Die Sprache ist das zweite flüssige Element des Buches, ein formbarer Stoff, den der Autor virtuos der Dynamik der Natur anzupassen sucht, die er beschreibt. Die unendliche Ausdehnung der Wasserwüsten, die Kraft der Wellen, das Brechen der Energie des Meeres an den Klippen: Nicht nur der Rhythmus der Wörter und Sätze formt diesen Kräften analoge Bewegungen nach, sondern auch der Wechsel der erzählerischen Perspektiven, die weite Ausdehnung in der Totalen, die Verengung in den Naheinstellungen, ein Ein- und Ausatmen des Stroms aus Worten.

Der Roman ist der dritte Teil einer Trilogie. „Die Religion, die Gesellschaft, die Natur, das sind drei Mächte, mit denen der Mensch zu ringen hat“, schreibt Hugo im Vorwort. Der Auseinandersetzung mit der Religion galt „Der Glöckner von Notre-Dame“, der Auseinandersetzung mit der Gesellschaft „Die Elenden“, beide dem deutschen Leser bekannter. Den dritten Roman schrieb Hugo in den Jahren 1864/65 auf der Insel Guernsey, dem Ort seiner Verbannung. Nach der Veröffentlichung 1866 in Paris und Brüssel war der Roman in Frankreich ein großer Erfolg.
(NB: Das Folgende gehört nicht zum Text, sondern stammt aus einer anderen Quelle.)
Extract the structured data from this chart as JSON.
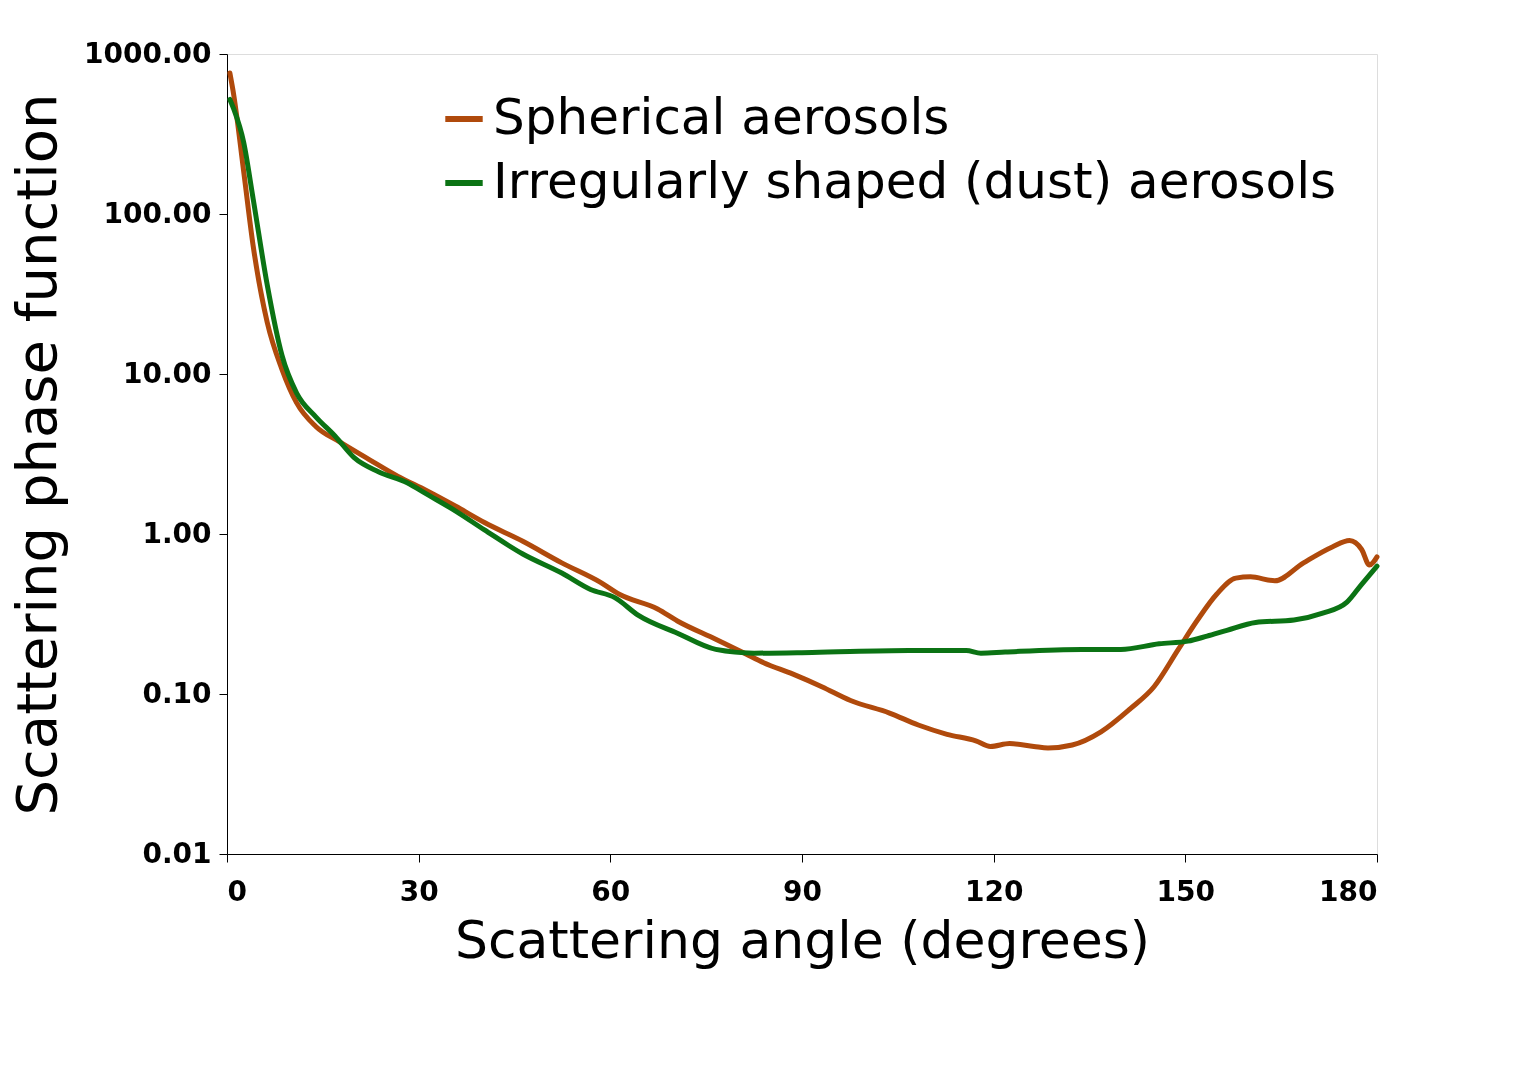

In Deutschland aber wurde er nie so populär wie die anderen Bücher Hugos. Einen neuen Anreiz zur Lektüre aber hat der Verlag Achilla Press gegeben mit einer neuen deutschen Übersetzung, der ersten seit 50 Jahren, von Rainer G. Schmidt. Die Ausgabe ist noch dazu um einen Anhang von hundert Seiten ergänzt, in denen Hugo sein Wissen über die Kanalinseln, historisch, naturwissenschaftlich, sprachgeschichtlich zusammenfasste. Das ist heute auch gerade da interessant zu lesen, wo sich der wissenschaftliche Gestus zwar als literarische Fantasie erkennen lässt, aber dennoch erstaunt durch seinen Vorschein auf heutige Theorien, wie etwa die Chaostheorie.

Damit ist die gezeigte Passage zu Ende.